Import Export
d'Ulrich Seidi

Il est de ces films qu’on ne voudrait pas voir, mais que l’on s’en voudrait d’avoir manqués. Paradoxe ? Pas tant que ça, du moins chez nos membres, qui ont plutôt apprécié la douche froide servie par Ulrich Seidl.

Texte : Rachel Haller
ICI, page 34
Parution : 14 août 2008

A L’Est de l’Eden

Dans Import Export, Ulrich Seidl joue encore une fois de la caméra comme d’un scalpel. Glaçant.

Les ruines du Mur sont redevenues poussière depuis longtemps, mais les autres, celles d’une société livrée aux crocs des nouveaux seigneurs de l’argent s’amoncellent. Les HLM s’affaissent sur leur lit d’immondices. L’eau n’y coule plus, les ascenseurs n’y fonctionnent plus. On s’y entasse dans le froid et l’attente d’un salaire-utopie. Reste la magouille ou le sexe, de la chair fraîche vendue à petit prix entre des murs de carton. Ou le rêve de l’Ouest. Partir, comme Olga, avec son avenir dans une valise et son passé enfoui comme une cicatrice.

Et là-bas? Sous la caméra d’Ulrich Seidl, on s’en doute, le constat n’est guère plus réjouissant. Il est même glaçant, car sans colère, ni jugement. Car dans Import Export comme dans Tierische Liebe ou Models (deux monuments), la médiocrité a le visage de la fatalité. Une fatalité clouée dans des cadres atones, immobiles et assassins.  Déroulée avec la plus grande économie de parole et de jeu. Paul y erre entre d’autres barres d’immeubles moroses, d’autres boulots minables et d’autres contemporains puant la bière, la violence et le racisme bon marché. Avant de faire le trajet inverse… de la grisaille à la grisaille.

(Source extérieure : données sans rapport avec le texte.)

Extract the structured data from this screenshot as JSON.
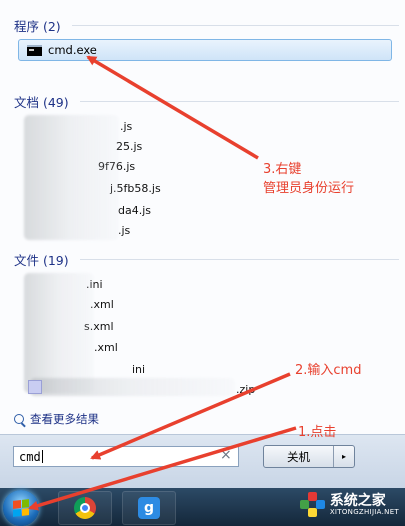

L’un part, l’autre arrive. Leurs histoires s’emboîtent, miroirs grossissants d’une triste universalité: la suprématie du puissant. Qu’il s’agisse de l’exilé face au bon citoyen, de l’homme face à la femme, du riche face au pauvre, du jeune face au vieux (les scènes dans l’hôpital-mouroir sont d’une audace inouïe), la société laisse toujours la même issue au combat. Reste quelques parcelles d’espoir glanées au détour d’une humanité rescapée. Ou peut-être d’une quête de soi plus forte que la collectivité… Un film difficile mais absolument indispensable.

Texte : Jean Beaulieu
Mediafilm (www.mediafilm.ca)
Parution : 15 août 2008

«IMPORT EXPORT» Autr. 2007. Drame de moeurs d'Ulrich Seidl avec Ekateryna Rak, Paul Hofmann, Michael Thomas, Maria Hoffstätter, Georg Friedrich, Natalya Baranova. 135 min.

Infirmière en Ukraine, Olga n'arrive plus à joindre les deux bouts. Après avoir tenté de boucler ses fins de mois au moyen du cybersexe, elle laisse son bambin à sa mère pour s'expatrier à Vienne, où l'attend une amie. De son côté, Paul, un jeune Viennois instable et criblé de dettes, ne parvient jamais à conserver un emploi. Michael, son beau-père, lui demande alors de l'aider à exporter divers produits, dont de vieilles machines à sous, afin de les écouler dans les pays d'Europe de l'Est. Mais chacun déchante dans sa nouvelle vie: Paul est dégoûté par le comportement décadent de Michael, tandis qu'Olga doit se contenter d'un boulot de femme de ménage dans un service de gériatrie.

Issu du documentaire, Ulrich Seidl offre, tout comme son compatriote Michael Haneke, une vision noire et pessimiste du monde. Poussant encore plus loin que ce dernier l'illustration de la laideur, l'auteur de DOG DAYS construit une oeuvre singulière, empreinte d'humanisme, même s'il a parfois tendance à se complaire dans le détail sordide. Dans IMPORT EXPORT, nous suivons le parcours parallèle et inverse de deux personnes soumises à diverses formes d'humiliation, la plupart caractérisées par un rapport dominant/dominé, où l'argent mène le jeu. Comme dans ses autres films, Seidl pratique une mise en scène rigoureuse marquée par des images volontairement blafardes et son obsession du cadrage symétrique, où les personnages occupent presque toujours le point central de l'écran, comme s'ils ne pouvaient échapper à leur destin. La distribution, formée de comédiens et de non-professionnels, est d'un naturel désarmant.